We only have to drive north about 280 miles today, and so with that knowledge, we can linger out here at Big Bend National Park among the cactus, shrubs, brown grasses, and whatever else might come our way. While there may be things for us to come back to on a future visit, we also have to take into account that this is way off the beaten path. At this moment, we are about 740 miles from home or approximately 1200 kilometers, not the quickest of drives to make.
I should have had Caroline put her head down here for scale because these are the biggest cactus paddles I have ever seen.
We’re out wandering through the park on our way to nowhere in particular. Once we arrived this morning, we headed over to the Ross Maxwell Scenic Drive and have been digging it so far.
Wow, it’s a staredown with a javelina, and I can only hope it’s not feeling intimidated, as I’d prefer that it keeps its distance. I’ve heard somewhere that they have poor eyesight but an acute sense of smell so that while we may be a blur they can smell our presence. Here’s wishing this one smells our curiosity and inches peacefully closer so we can get a better look. Shortly after seeing this guy and not very far from the Castolon Visitor Center, a mountain lion leaped across the road. There was no way in the half-second it moved between the deep grasses across two lanes that I was ever going to be able to take its photo, but there it was, the very first mountain lion in the wild we had ever seen. Of course, we stopped at the visitor center and reported our sightings.
Yesterday, we thought we were near the Santa Elena Canyon, but we were closer to the boat launch than the canyon trail, and so on the recommendation of a ranger, we are taking the short walk on that trail that takes us right to the Rio Grande.
Mexico is so close we could reach out and touch it. What a beautiful canyon this is.
Our exit from the park will be off the Old Maverick Road; it’s unpaved and dusty in sections, but it does take us by an old stone house called Luna’s Jacal. Turns out that old man Luna built a very short house of rock, earth, and plant fiber, which allowed it to remain cooler in the blistering summer temperatures. He farmed out here by diverting water out of nearby Alamo Creek. Some people choose a hard life, others have no choice.
Fort Davis National Historic Site is our next stop on this Christmas journey through the desert.
This one-time frontier military post played a key role in the war to clear Native Americans from their lands, and to be honest; I’m conflicted that we have monuments to our ancestor’s determination to relocate or exterminate a people. Earlier, we’d passed a monument erected in 1936 that recognized a ranch and its role during the clearing of Indians and bandits back in 1880 – 1882. Relating bandits in the same sentence with Native Americans feels pretty damn disparaging to me. While I can appreciate the historic nature of these buildings at the fort, I feel that the wrong committed out of here is not adequately acknowledged. I suppose, though, that is the nature of the perspective of the winners; had Hitler won World War II, I guess Dachau could be a monument to the period when the country was clearing the land of Jews.

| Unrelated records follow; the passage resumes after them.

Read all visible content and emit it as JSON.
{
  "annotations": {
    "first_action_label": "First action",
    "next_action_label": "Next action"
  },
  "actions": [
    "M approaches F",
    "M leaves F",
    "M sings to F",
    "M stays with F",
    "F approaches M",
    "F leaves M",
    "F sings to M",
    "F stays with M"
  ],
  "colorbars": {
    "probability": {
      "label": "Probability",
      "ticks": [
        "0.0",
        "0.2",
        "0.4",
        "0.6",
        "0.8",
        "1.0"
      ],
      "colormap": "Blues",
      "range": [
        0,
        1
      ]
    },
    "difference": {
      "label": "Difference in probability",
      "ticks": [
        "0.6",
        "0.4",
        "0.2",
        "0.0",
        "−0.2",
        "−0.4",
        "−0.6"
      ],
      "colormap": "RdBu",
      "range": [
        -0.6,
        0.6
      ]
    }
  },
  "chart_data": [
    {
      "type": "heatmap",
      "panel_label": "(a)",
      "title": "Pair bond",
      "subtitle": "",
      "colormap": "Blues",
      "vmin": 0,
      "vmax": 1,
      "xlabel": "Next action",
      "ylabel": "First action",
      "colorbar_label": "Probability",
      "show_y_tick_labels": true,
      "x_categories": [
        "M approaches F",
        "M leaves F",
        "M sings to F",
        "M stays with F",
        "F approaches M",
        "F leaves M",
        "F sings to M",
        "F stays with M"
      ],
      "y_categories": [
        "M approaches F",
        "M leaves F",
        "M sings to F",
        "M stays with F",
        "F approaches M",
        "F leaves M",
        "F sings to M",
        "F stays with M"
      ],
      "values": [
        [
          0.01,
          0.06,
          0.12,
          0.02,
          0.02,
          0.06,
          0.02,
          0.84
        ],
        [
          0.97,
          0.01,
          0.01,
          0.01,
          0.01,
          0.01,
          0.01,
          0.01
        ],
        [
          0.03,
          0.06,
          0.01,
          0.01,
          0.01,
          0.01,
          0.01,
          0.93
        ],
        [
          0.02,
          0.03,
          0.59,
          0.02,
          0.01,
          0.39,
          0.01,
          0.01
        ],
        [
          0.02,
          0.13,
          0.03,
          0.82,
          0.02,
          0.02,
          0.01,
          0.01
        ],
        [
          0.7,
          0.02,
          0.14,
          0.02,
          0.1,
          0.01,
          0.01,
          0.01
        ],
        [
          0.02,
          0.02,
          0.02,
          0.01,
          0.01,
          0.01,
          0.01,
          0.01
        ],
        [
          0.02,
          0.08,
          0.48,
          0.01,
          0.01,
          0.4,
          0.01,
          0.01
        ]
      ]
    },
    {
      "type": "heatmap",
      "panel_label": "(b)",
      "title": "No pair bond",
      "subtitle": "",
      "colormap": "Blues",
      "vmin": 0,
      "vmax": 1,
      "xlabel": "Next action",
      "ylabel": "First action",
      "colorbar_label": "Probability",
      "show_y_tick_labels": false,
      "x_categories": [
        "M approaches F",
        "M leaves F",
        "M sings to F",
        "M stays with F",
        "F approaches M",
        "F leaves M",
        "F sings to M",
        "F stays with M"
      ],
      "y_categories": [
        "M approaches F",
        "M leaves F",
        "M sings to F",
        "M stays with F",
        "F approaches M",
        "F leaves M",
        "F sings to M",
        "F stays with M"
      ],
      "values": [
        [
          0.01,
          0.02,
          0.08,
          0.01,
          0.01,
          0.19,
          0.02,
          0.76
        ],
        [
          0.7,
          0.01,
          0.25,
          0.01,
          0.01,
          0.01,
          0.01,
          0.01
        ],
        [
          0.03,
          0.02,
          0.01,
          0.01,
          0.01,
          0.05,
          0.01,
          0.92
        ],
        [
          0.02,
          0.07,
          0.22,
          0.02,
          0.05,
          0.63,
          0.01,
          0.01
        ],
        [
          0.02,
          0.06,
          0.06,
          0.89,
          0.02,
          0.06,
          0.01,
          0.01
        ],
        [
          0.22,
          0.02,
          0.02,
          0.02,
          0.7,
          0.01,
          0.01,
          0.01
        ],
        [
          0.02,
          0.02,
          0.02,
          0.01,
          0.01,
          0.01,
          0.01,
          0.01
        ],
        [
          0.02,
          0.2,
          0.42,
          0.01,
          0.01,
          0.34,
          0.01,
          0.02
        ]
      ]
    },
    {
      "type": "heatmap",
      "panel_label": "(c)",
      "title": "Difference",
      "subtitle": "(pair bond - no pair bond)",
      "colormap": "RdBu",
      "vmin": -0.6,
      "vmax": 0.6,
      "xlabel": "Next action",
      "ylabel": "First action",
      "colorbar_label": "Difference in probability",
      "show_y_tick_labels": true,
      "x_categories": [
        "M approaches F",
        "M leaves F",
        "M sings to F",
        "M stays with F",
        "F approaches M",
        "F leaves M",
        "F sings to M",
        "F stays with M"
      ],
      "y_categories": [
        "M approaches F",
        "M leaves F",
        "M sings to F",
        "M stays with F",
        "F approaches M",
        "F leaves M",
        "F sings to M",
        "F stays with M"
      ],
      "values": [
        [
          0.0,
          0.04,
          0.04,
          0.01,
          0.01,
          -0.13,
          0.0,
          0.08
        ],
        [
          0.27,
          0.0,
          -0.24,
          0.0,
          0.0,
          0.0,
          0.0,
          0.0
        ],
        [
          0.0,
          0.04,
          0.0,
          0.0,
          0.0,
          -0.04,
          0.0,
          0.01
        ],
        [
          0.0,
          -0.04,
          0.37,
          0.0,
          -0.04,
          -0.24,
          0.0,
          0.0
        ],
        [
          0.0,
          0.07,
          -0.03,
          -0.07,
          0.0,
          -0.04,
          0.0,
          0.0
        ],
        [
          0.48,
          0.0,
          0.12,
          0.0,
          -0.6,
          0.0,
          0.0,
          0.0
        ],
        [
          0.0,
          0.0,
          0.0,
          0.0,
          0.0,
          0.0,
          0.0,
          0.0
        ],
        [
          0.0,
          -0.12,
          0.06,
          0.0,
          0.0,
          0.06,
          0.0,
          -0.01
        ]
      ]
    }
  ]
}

Up here, at the elevation of 6,791 feet above sea level on Mount Locke, is the McDonald Observatory. This is a bonus site on this trip, as we had no idea that we’d find an observatory out here.
With about 60 miles between us and any city of relatively medium size and being over a mile above sea level, it makes perfect sense to place a number of telescopes out here.
The visitor center is already closed, and it’s too early to get a look at the stars. Doesn’t matter, though, as you typically need reservations, and events are held sporadically; better to check their event calendar should you decide to visit.
I don’t know what happened to the day, and then all of a sudden, we are moving into the night. Oh yeah, it’s wintertime, and the days are short. Up to Van Horn on Interstate 10 for our overnight in some anonymous cheap motel.